The main entry point into the **gt** API is the `gt()` function. If we pass `islands_tbl` to the *function* `gt()`, we'll get a **gt Table** as output. As an aside, we could have easily used a data frame instead as valid **Table Data** for **gt**.
```{r simple_gt_table}
# Create a display table showing ten of
# the largest islands in the world
gt_tbl <- gt(data = islands_tbl)
# Show the gt Table
gt_tbl
```
That doesn't look too bad. Sure, it's basic but we really didn't really ask for much. We did receive a proper table with column labels and the data. Also, that default striping is a nice touch. Oftentimes however, you'll want a bit more: a **Table header**, a **Stub**, and sometimes *footnotes* and *source notes* in the **Table Footer** part.

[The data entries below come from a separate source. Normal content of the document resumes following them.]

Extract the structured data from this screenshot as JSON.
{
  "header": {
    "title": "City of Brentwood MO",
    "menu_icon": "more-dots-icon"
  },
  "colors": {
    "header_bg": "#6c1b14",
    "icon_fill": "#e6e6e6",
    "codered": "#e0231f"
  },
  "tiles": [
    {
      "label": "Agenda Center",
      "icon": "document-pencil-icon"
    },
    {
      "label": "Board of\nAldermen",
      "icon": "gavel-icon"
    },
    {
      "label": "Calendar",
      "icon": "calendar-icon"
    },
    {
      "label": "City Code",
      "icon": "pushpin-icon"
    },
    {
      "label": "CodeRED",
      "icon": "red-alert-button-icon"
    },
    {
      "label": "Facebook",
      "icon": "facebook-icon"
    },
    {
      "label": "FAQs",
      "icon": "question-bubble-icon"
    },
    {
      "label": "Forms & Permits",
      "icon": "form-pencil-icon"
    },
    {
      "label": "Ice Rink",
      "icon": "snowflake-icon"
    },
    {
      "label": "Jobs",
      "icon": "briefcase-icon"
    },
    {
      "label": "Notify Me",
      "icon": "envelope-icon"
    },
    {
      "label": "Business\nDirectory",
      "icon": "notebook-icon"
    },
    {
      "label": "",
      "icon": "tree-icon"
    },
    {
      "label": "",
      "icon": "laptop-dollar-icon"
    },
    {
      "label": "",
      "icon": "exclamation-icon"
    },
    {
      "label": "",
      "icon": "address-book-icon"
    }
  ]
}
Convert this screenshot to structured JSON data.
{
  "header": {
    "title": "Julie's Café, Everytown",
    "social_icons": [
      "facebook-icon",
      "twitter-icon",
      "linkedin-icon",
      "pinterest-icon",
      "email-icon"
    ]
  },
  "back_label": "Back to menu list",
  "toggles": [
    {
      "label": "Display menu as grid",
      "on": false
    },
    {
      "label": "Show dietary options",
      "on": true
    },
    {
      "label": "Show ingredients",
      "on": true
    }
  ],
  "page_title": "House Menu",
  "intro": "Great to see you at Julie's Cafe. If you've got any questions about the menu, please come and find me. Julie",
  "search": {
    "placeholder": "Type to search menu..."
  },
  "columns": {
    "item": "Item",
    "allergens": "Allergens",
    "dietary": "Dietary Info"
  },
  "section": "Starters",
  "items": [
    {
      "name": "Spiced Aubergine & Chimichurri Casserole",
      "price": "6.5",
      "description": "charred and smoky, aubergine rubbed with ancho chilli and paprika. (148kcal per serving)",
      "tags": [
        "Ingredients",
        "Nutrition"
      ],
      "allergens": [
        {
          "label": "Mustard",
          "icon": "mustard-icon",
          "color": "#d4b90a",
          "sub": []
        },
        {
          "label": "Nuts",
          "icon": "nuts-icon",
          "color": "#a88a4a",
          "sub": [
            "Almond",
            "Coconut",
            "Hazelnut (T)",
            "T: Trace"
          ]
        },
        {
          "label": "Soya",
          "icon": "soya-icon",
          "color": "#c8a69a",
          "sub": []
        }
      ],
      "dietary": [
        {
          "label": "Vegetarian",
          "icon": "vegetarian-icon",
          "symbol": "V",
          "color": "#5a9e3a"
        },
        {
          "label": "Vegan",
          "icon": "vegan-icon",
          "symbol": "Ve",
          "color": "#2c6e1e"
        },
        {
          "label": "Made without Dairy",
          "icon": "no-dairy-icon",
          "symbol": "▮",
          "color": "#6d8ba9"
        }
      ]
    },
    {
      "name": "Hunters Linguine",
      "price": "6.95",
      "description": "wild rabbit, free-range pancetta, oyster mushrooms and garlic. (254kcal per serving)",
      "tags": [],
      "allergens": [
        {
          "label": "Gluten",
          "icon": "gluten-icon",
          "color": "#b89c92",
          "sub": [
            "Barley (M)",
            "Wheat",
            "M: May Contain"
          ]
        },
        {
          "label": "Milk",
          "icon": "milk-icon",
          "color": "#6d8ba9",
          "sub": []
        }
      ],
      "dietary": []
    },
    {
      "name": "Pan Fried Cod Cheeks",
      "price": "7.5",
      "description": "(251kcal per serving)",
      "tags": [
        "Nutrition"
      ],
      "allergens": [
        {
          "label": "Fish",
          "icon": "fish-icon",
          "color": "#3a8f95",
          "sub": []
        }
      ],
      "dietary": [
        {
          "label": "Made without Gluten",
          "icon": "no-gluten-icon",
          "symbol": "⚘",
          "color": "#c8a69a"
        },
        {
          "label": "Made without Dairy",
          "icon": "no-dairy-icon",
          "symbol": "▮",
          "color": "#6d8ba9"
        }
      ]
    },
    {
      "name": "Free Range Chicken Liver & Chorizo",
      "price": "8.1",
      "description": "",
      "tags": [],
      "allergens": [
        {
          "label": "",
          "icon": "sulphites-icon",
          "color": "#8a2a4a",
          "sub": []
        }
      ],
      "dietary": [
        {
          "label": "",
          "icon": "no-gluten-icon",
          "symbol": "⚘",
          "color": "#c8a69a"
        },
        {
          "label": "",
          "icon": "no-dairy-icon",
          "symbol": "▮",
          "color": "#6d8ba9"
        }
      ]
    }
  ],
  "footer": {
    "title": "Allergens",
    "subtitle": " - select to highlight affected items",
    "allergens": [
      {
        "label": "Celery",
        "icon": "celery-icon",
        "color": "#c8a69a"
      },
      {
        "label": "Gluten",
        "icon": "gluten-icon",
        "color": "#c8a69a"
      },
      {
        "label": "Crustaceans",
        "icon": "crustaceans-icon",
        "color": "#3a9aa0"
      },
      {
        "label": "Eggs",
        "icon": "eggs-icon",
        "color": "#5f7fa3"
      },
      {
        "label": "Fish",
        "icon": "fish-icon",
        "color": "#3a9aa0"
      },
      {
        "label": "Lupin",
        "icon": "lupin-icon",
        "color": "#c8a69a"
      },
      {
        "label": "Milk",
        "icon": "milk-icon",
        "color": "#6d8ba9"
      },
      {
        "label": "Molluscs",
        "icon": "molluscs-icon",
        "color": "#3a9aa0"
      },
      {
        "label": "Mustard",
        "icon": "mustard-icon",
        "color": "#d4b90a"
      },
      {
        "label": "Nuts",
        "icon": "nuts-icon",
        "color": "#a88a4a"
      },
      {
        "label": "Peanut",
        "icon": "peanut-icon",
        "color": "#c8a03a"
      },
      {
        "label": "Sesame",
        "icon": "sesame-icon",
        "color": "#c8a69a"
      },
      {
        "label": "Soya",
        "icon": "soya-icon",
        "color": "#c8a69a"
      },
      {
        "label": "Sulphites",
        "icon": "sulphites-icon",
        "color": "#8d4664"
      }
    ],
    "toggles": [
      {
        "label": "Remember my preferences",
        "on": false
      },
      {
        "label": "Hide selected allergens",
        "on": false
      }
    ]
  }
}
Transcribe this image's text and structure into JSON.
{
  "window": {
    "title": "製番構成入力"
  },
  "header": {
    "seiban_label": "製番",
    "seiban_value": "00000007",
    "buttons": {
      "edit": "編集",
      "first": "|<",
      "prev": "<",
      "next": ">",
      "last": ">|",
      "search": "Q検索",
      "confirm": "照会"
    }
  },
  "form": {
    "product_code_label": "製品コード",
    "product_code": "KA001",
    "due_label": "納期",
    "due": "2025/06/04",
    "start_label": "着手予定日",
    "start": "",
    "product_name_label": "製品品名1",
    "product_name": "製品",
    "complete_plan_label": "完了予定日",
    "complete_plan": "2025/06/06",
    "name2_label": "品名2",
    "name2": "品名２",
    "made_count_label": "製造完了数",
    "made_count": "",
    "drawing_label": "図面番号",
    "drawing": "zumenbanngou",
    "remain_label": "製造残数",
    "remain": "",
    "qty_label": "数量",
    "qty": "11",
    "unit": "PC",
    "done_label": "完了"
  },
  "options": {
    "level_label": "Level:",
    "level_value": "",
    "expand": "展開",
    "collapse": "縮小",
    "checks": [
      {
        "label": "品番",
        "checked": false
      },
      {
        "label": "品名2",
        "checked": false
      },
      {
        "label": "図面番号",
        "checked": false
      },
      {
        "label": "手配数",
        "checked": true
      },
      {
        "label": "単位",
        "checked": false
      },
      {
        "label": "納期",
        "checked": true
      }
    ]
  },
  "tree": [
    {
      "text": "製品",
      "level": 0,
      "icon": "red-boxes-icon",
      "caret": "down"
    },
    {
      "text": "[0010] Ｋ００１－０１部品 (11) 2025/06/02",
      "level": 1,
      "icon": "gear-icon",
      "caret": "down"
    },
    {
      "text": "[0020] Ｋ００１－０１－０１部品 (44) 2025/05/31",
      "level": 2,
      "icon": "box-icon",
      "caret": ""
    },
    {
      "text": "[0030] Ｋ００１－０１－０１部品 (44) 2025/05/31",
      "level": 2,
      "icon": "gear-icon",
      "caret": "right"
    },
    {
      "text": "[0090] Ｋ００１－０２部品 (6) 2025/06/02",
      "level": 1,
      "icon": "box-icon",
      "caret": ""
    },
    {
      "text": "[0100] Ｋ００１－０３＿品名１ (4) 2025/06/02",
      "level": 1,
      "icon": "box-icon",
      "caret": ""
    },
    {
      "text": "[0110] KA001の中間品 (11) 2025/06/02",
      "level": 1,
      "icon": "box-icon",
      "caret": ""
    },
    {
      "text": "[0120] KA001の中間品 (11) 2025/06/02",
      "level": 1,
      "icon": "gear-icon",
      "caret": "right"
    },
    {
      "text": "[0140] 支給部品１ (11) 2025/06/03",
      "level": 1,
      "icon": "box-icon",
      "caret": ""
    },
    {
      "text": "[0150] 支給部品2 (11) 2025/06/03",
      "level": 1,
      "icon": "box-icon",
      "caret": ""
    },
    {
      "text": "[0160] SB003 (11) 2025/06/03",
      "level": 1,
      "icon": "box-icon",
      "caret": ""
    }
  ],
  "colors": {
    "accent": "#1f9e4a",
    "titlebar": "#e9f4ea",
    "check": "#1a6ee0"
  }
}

### Adding Parts to this Simple Table
The **gt** package makes it relatively easy to add parts so that the resulting **gt Table** better conveys the information you want to present. These table parts work well together and there the possible variations in arrangement can handle most tabular presentation needs. The previous **gt Table** demonstrated had only two parts, the **Column Labels** and the **Table Body**. The next few examples will show all of the other table parts that are available.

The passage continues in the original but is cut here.